How do I make friends at uni when the party life isn't for me
Hi, I’m Harry, a second year Building Surveying student at Leeds Beckett. In this blog I’ll be talking about something that I know I was incredibly anxious about myself, before coming to uni. I wondered how I was going to make friends when the party life isn’t for me. I didn't need to worry because I made lots of friends and here's how.
The first thing I want to say about this is DO NOT WORRY! I know this is cliché, but there are a lot of people in the same shoes as you, whether they admit it or not and I guarantee that you will find people you fit in with, if you put in the effort. With that, I’m delighted to share with you some tips, that I hope will be helpful to you, to create as many opportunities as you can to meet lots of other students in a similar boat to you. As usual, I’m trying to share with you some experiences I have learned and that might be less common than the generic things you can find online. Of course, everyone will make friends differently and you should only do what feels comfortable to you when it comes to your experiences and making friends. University is a great experience with so many different people with all sorts of interests and passions, you'll be sure to find your group.
Keep an open mind when out and about
Now, it’s essential to keep an open mind, Leeds has an enormous student population, so the odds of you running into other students in everyday life is incredibly high and meeting people in bars isn’t the only option. This is obvious, but always remember to be kind and polite to everyone you meet. I find that this is especially important to do in cafes and when shopping around uni, because the chances of you meeting that person one day in uni is often quite high. Whether that's through a friend of a friend, they might be in your class, taking a similar module, you never know who people are, so be kind to everyone as they might just be your next friend!
Also, we are lucky to have lots of other universities within the city of Leeds, so it’s important to remember that students from other uni’s aren’t the enemy and in fact could be potential friends. I share a house with students from the University of Leeds and it's so much fun to extend that friendship group to include other uni's.
I’ve found that it’s very easy to meet new people once you’ve made friends with people outside of your immediate circle. Once you are friends with someone who has similar interests to you, they might introduce you to their friends and so on. So keep an open mind and keep being friendly and chatting to people.
Look into joining societies
Leeds Beckett has so many societies to choose from and there is also the option of being able to create your own society if none of the already existing ones take your fancy. Now, this bit is really important, so listen up: you don’t need to drink to fit in with a society! Despite most societies having socials which are often hosted at a local bar or event venue, I personally have never had an issue with choosing not to drink in these circumstances, so there is honestly no need to worry about that. At the end of the day, we’re all adults at university and if others can’t respect your decisions and personal preferences, then they aren’t worth your time. So, try to keep rigid boundaries on what you’re comfortable with, but stay relaxed when it comes to your own thoughts on these situations. I've found that often we consider these things far more than other people do, as everyone is just there to have fun and meet people, so that's definitely one to remember.

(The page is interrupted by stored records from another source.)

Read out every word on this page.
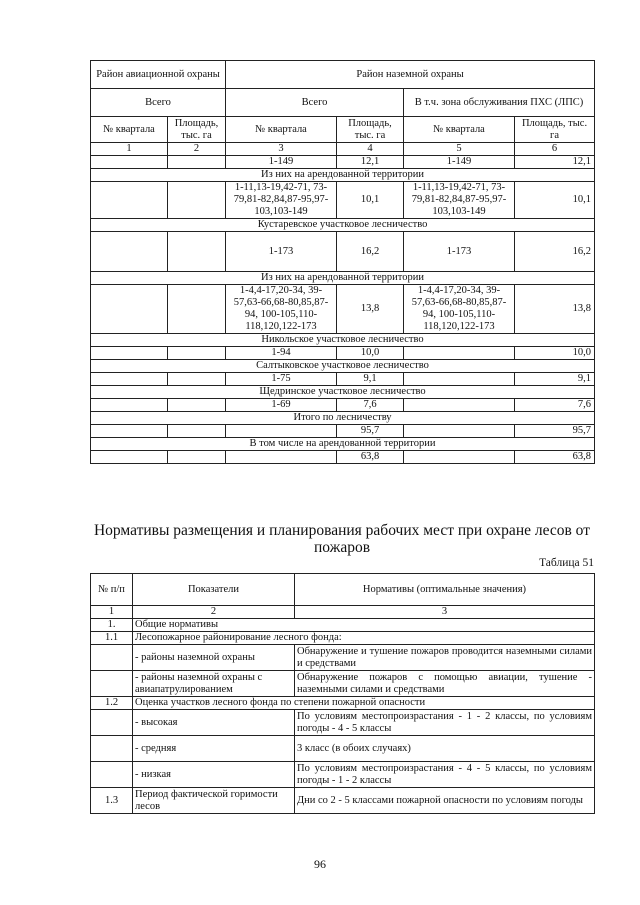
Район авиационной охраны		Район наземной охраны			
Всего		Всего		В т.ч. зона обслуживания ПХС (ЛПС)	
№ квартала	Площадь, тыс. га	№ квартала	Площадь, тыс. га	№ квартала	Площадь, тыс. га
1	2	3	4	5	6
		1-149	12,1	1-149	12,1
Из них на арендованной территории					
		1-11,13-19,42-71, 73-79,81-82,84,87-95,97-103,103-149	10,1	1-11,13-19,42-71, 73-79,81-82,84,87-95,97-103,103-149	10,1
Кустаревское участковое лесничество					
		1-173	16,2	1-173	16,2
Из них на арендованной территории					
		1-4,4-17,20-34, 39-57,63-66,68-80,85,87-94, 100-105,110-118,120,122-173	13,8	1-4,4-17,20-34, 39-57,63-66,68-80,85,87-94, 100-105,110-118,120,122-173	13,8
Никольское участковое лесничество					
		1-94	10,0		10,0
Салтыковское участковое лесничество					
		1-75	9,1		9,1
Щедринское участковое лесничество					
		1-69	7,6		7,6
Итого по лесничеству					
			95,7		95,7
В том числе на арендованной территории					
			63,8		63,8
Нормативы размещения и планирования рабочих мест при охране лесов от пожаров
Таблица 51
№ п/п	Показатели	Нормативы (оптимальные значения)
1	2	3
1.	Общие нормативы	
1.1	Лесопожарное районирование лесного фонда:	
	- районы наземной охраны	Обнаружение и тушение пожаров проводится наземными силами и средствами
	- районы наземной охраны с авиапатрулированием	Обнаружение пожаров с помощью авиации, тушение - наземными силами и средствами
1.2	Оценка участков лесного фонда по степени пожарной опасности	
	- высокая	По условиям местопроизрастания - 1 - 2 классы, по условиям погоды - 4 - 5 классы
	- средняя	3 класс (в обоих случаях)
	- низкая	По условиям местопроизрастания - 4 - 5 классы, по условиям погоды - 1 - 2 классы
1.3	Период фактической горимости лесов	Дни со 2 - 5 классами пожарной опасности по условиям погоды
96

Look out for people from the same school/college as you
There will be a number of students from your school or college who end up going to the same university as you. From my experience, I’ve found that it’s common for students who have known each other for a long time to actually become friends at university. There are people who I now consider some of my friends at uni, who I've known for years at college and who I hardly ever spoke to before coming to uni. Having a common background is a great starting point for conversation and friendships. I bonded with them over moments that we remembered from school and reminiscing about teachers that we have loved, or disliked. This is an easy one, because you already have much of your life in common with these people, so you have shared experiences to talk about.
Get support from friends from home
Don’t lose track of your friends from home. This one is certainly easier said than done with the constant flurry of university life. Keeping these contacts means that you have a support network for advice from people who you are familiar with and know you. They can be there to help you and share their experiences too if they are also at uni, making friends.
I personally like to play games online with my friends from home, which works really well, because most of us are in the same position of living at uni in different parts of the country. I’ve found that Esports is a great way to merge new and old friends together as we all have something in common whilst playing the same game. Gaming is something that we enjoy, but this tip applies to any hobby or activity. Introducing new and old friends to participate in any activity will help your circle to grow over that shared interest whilst having the support and confidence from those older friends who know you best.
Remember, uni is about two main things, working hard and having fun. So, please try not to be too anxious about making friends and not wanting to party all the time. However, if you are worried, I hope you find some reassurance knowing that I was there too. The end of my second year is fast approaching and I can promise you that after your first few months of uni, you will not be concerned, as you’ll find people who are into the same things as you.
Hi, my name is Harry and my pronouns are he/him/his. I am a second year Building Surveying student living in Leeds and I enjoy playing Squash and gaming with my friends. I hope to support every student in feeling as comfortable as possible during their time at Leeds Beckett, while also enabling them to challenge their own beliefs on what it's possible to achieve at university.